I was supposed to work today, a Sunday. Yesterday I went with a co-worker and spent 8 hours driving to Colorado Springs in the snow, installing window graphics on two banks, and driving back. Afterwards, I allowed myself to enjoy a Saturday and went to another co-worker's birthday celebration. I sang some comically offensive song, drank some delicious beer, and made a great night. I defended my friend and co-worker against those who would seek to hurt his feelings, and then I laughed and made everone else laugh.
Today I woke up exhausted, so I shot a text to my co-worker. Today is a snow day, I'm going to enjoy it. I took a brief ride in the beat up, battle-ridden BattleWagon (whose recovery from the infamous Battle of Trout Creek is still on-going). I went to the grocery store and got the fixings for a crock-pot of Red Chili, using hot italian sausage and ground buffalo instead of the more traditional ground beef. I spruced my apartment up, and I caught up on some liberally religious newsletters I've been neglecting.
It's amazing to me how much we neglect when we get so caught up in things. We work and do chores and go to sleep. We wake up, we do it all over again. Sometimes we squeeze in some time for reading or, accidentally, TV. We listen to the radio during our commutes, and we go on with our lives having just had a snippet of what may be going on in the larger world than our own.

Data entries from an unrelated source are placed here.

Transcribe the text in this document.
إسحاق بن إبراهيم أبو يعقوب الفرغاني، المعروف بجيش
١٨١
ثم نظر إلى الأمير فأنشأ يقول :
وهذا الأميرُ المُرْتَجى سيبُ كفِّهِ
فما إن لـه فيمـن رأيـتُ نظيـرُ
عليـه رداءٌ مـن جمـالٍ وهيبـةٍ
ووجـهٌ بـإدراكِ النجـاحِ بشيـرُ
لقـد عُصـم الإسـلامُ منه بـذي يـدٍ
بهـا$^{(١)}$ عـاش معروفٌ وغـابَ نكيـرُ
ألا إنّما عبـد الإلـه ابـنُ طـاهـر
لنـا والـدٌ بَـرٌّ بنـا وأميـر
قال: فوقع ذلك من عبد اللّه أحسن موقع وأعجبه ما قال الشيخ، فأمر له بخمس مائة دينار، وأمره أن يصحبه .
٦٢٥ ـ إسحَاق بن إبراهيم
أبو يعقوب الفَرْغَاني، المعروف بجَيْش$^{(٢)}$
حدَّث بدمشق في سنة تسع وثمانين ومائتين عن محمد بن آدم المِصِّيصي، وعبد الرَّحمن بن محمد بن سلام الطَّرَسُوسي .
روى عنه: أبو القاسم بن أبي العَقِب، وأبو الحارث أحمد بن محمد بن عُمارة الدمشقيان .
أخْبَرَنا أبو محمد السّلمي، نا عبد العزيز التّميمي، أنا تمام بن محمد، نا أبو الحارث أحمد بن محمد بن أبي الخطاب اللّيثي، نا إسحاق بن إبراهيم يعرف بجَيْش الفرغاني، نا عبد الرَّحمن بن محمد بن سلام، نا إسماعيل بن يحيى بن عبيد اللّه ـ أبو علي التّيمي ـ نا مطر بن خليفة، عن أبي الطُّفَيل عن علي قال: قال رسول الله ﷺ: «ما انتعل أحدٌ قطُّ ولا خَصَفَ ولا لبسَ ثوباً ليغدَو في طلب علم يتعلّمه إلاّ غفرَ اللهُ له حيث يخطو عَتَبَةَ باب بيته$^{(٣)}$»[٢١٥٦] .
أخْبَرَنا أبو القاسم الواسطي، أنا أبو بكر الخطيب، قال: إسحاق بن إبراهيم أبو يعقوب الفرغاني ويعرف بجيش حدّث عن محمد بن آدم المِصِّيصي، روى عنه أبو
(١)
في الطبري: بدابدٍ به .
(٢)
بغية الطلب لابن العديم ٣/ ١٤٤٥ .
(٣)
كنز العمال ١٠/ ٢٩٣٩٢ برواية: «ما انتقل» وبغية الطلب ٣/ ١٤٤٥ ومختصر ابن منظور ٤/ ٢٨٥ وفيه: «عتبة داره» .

Last night, I met some incredible people and had a wonderful time. It was excellent to be able to get out and do something that wasn't the normal ebb and flow of life. Today, I'm learning how important it is that we all do this regularly. It's difficult to do, I know, but it's necessary for our sanity to take time to appreciate or even accept that there are things, people, pets, news... there is stuff that we're missing. To gain knowledge is to truly grow a healthy thirst for more knowledge, and when we fail to come to terms with this, we become stagnant, not desiring to learn or do anything else, for that matter.
Don't be complacent or stagnant or bland with your life. Learn and grow and learn some more. It's much too short a trip here on this blue and green and white sphere to simply let it fly by us and vanish.